The harrowing video was posted on YouTube by Sussex police on Monday (Oct 12) with a warning to viewers and the consent of the victims' families.
The harrowing video was posted on YouTube by Sussex police on Monday (Oct 12) with a warning to viewers and the consent of the victims' families.PHOTO: SCREENGRAB FROM YOUTUBE

LONDON (AFP) - A harrowing video taken by the victim of a fatal car crash in the moments before he died and uploaded by British police as a warning against drug-driving to other young drivers reached more than eight million views by Thursday (Oct 15).

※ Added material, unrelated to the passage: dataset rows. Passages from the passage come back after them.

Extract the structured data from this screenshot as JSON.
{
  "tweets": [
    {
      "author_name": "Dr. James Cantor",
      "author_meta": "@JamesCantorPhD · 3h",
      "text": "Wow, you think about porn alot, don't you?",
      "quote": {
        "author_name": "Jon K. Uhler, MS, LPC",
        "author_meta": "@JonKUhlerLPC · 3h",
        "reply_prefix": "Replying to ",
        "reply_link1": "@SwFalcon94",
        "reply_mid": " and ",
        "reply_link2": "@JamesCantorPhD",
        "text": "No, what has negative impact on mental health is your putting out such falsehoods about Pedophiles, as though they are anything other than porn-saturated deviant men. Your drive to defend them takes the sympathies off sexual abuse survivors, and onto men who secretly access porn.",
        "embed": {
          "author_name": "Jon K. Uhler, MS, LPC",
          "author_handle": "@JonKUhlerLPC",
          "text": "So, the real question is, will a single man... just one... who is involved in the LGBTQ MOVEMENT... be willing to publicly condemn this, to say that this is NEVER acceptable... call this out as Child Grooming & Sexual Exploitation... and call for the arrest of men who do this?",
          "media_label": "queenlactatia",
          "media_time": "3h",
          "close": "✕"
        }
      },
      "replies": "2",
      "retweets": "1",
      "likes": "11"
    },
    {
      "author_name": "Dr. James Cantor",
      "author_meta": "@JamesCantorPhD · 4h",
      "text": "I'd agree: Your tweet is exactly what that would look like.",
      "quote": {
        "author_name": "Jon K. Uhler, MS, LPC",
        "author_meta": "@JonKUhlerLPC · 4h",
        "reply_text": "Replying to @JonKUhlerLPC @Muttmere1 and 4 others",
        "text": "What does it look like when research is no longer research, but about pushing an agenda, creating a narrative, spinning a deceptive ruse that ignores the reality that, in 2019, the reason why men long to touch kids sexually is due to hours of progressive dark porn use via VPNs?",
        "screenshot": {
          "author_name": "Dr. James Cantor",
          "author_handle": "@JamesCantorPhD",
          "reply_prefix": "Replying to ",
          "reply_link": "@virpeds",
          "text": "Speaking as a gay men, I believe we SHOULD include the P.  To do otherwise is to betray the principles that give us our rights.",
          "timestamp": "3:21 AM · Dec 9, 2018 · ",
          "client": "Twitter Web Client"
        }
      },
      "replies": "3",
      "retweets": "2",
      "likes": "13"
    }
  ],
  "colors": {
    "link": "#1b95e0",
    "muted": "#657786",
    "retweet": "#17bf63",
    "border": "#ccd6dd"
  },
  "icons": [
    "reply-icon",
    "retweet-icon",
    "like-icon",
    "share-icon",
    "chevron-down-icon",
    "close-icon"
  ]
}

Driver Kyle Careford, 20, and his friend Michael Owen, 21, who were both high on drugs, died instantly when the car they were in crashed at high speed into a church wall on a country road.

Mr Owen, who had a five-year-old daughter, took the video on his phone and it was posted on YouTube by Sussex police on Monday (Oct 12) with a warning to viewers and the consent of the victims' families.

"If all this stops one person from making the same mistake, then some good has come from showing this video," Mr Owen's mother, Kat, said.

"I really don't know why the boys chose to do what they did but I blame them both for the decisions they made on this night," she said.

The crash happened in Crowborough, a town near the coast south of London, in April, but the video was only released after an inquest into the deaths.

In the video, Mr Owen appears to be giving Mr Careford a driving lesson.

Mr Owen is heard saying just before the impact that the car was going at 145km per hour - three times more than the speed limit in the area.

The crunch of the impact can be heard, though not seen, and then a voice asks: "Can you hear me?"

Zac Hemming, Mr Careford's brother, said: "This footage or anything of its kind should never be recorded, let alone watched."

" However, despite the pain of it being broadcast by the media, we as a family just hope and pray that this will connect with at least one person out there," he said.

Sussex Police's YouTube page carries multiple videos, including local police officers discussing particular points of criminal law, statements by victims and footage of assaults.

The videos usually receive dozens or hundreds of views.